On commercial radio, liberal backers tried Mario Cuomo, who was far too condescending to the listeners. They tried Jim Hightower, who was too much like Will Rogers channeling Karl Marx. But these men were politicians, not professional broadcasters, promoting an ideological perspective that is not only not embraced, it is plainly rejected by the public.
Conservative talk radio was never planned in a corporate boardroom (or at our VRWC meetings). It was an unintended consequence of arrogantly liberal national media outlets, who over time has insulted every Republican/conservative voter as a racist, a sexist, and a believer in heinous imaginary causes like starving all the poor people and killing all the innocent Iraqi civilians to get their oil. Big Media's utter dismissal of a conservative perspective meant utter dismissal of a conservative audience. When offered an alternative in a talk-show host that spoke their language, they pounced to embrace Rush Limbaugh.
Rush Limbaugh offered a unique formula, too. Liberals who never listen to the show think it's just a haters' bonanza of mean-spirited rhetoric. It's nothing of the sort. If anything, he is providing a balanced diet of information to counter the mean-spirited rhetoric disguised as network "news." He is a great popularizer of common-sensical conservatism, which explains why millions of Americans have signed up on his side. He is totally underestimated as a pundit, always a step ahead of the conventional wisdom. While everyone's wondering what we should do about Iraq, Rush is considering the possibility that Iraq's liberation and the outpouring of Saddam Hussein's archives and weapons depots will leave the anti-war Democrat fringe thoroughly marginalized politically when this is over. Perhaps most importantly, he doesn't get conservatives mad. He makes them laugh. He gives them the confidence not to take liberal arrogance seriously.

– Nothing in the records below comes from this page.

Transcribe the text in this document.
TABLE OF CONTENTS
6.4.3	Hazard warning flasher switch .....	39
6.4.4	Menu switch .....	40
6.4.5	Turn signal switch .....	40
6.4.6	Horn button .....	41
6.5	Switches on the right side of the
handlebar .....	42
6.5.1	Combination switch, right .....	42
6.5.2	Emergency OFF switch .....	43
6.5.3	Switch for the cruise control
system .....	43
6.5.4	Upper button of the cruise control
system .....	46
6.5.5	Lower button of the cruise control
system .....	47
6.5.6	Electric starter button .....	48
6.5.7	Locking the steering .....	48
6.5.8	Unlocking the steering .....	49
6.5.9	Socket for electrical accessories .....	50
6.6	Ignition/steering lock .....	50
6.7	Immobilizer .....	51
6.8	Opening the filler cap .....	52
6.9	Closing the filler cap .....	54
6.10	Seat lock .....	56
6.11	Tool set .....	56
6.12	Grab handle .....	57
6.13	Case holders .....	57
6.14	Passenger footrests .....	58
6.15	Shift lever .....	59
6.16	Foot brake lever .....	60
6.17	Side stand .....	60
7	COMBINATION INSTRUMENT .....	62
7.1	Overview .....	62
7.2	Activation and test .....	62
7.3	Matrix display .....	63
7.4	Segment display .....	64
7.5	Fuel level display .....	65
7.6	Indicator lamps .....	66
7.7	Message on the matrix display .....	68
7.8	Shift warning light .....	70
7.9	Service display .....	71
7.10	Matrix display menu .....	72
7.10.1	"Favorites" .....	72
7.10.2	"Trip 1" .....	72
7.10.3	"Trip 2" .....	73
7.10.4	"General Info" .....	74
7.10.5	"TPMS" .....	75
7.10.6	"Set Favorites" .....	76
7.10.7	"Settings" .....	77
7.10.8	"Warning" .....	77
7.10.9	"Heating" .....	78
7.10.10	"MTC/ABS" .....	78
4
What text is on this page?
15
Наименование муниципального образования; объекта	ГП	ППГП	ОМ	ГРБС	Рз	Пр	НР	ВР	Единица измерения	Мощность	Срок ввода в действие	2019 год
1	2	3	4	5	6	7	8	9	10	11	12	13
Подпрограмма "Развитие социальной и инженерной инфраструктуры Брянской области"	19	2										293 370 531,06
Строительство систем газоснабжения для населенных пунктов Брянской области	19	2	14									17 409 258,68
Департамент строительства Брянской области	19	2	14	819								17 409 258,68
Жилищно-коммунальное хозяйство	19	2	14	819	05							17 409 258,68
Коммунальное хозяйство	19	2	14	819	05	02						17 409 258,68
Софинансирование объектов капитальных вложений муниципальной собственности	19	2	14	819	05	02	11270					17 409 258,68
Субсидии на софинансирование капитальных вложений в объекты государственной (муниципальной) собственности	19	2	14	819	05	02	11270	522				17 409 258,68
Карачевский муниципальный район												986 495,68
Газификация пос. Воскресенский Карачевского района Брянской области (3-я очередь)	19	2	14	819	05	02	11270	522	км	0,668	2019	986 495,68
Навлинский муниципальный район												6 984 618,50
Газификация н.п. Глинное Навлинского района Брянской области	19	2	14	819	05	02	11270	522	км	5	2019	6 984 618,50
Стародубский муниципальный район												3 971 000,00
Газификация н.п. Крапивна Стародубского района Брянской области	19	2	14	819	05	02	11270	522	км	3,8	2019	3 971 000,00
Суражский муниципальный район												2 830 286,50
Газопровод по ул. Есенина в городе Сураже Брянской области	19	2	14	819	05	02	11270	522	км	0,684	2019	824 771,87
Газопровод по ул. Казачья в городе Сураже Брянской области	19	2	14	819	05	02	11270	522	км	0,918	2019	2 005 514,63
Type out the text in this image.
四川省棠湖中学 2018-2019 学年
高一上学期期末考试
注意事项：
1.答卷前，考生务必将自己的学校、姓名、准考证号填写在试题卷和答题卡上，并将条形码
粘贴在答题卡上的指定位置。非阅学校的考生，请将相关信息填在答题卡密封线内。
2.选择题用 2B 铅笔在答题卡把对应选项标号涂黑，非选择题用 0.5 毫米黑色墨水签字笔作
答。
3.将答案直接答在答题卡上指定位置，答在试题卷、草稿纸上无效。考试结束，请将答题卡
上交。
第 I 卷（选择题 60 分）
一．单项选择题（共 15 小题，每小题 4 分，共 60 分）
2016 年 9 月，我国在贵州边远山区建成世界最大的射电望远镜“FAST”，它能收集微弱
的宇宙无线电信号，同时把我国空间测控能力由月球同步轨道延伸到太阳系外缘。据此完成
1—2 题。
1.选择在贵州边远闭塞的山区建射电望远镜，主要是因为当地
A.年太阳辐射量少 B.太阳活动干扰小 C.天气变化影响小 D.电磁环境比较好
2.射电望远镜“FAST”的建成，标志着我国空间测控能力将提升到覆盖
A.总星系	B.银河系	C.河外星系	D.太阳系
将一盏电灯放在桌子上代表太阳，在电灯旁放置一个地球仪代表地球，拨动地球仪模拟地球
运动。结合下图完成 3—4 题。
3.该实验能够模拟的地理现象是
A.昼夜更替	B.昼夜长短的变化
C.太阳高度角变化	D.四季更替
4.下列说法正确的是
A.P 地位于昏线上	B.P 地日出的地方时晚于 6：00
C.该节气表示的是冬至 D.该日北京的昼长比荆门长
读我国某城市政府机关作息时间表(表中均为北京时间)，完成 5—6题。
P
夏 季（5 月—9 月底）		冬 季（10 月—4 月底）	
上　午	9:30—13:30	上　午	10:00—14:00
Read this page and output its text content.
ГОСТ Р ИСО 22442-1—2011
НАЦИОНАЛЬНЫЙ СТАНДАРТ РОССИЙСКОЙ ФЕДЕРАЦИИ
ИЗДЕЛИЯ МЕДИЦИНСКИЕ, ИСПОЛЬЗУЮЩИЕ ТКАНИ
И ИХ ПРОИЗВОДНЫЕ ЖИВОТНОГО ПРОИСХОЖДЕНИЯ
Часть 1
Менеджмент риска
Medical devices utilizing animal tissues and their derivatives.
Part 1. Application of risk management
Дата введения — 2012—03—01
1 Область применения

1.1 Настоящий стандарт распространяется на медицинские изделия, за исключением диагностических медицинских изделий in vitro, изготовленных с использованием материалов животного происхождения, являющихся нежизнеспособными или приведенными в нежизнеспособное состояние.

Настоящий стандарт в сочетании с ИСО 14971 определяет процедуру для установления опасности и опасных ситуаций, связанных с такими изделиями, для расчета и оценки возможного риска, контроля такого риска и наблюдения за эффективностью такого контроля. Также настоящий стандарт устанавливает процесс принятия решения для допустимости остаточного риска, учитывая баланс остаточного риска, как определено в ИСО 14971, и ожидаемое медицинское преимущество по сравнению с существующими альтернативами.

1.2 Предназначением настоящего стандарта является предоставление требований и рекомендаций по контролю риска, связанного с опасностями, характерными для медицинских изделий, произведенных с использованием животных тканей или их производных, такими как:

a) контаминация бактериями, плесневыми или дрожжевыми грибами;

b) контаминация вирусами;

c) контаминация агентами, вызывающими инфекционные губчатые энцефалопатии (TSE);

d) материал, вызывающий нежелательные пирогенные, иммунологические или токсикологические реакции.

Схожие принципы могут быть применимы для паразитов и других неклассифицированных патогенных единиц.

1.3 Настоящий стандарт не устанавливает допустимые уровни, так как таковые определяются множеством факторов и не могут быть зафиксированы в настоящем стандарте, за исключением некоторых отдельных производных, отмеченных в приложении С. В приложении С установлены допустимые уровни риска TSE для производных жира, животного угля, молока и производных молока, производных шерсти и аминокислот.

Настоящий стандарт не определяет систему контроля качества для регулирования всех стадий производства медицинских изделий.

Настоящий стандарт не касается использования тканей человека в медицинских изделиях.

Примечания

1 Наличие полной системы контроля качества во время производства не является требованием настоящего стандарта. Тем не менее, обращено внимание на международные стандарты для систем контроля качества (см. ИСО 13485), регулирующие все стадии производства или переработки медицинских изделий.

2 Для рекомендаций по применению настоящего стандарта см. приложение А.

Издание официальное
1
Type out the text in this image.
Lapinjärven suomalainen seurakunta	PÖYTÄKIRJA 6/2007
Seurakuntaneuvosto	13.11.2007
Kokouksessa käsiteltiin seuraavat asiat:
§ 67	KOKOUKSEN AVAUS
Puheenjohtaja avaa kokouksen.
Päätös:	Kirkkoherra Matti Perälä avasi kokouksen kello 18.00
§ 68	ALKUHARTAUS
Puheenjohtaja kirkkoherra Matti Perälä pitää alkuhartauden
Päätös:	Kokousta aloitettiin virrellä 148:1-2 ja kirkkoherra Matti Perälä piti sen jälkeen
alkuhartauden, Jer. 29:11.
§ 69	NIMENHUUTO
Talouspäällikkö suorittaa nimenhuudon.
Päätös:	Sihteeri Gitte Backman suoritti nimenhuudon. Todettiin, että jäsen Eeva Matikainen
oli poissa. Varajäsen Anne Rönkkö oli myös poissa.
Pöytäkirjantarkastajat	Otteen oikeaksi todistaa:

It's on this last point - radio as entertainment - where these super-rich Clinton-Gore donors think they have their secret weapon. They think the answer is the entertainment folks in Hollywood and New York, especially comedian Al Franken, author of "Rush Limbaugh Is A Big Fat Idiot." But does Fly-Over Country really want satirical drivel from Franken? Or Janeane Garofalo? Or Barbra Streisand? That's not exactly putting your finger on the pulse of the market. Don't take my word for it. Ken Berry, who manages news-talk station KIRO in Seattle, says national liberal hosts have simply been "bad radio talent." As for Franken, "We've had him on as a guest. He's not a good radio guest." Bad guest equals worse host.
Perhaps the most unintentionally funny excuse liberals use for to explain their talk-radio failure is that they're too nuanced and complicated for talk radio; simple-minded people like simple-minded conservatism.
So what's a poor liberal to do? He can toss millions at the private sector, and wonder why the private sector rejects him. Or he can do radio the old-fashioned way: take hundreds of millions from the private sector every year and nurture his own 700-station playground. It's called National Public Radio.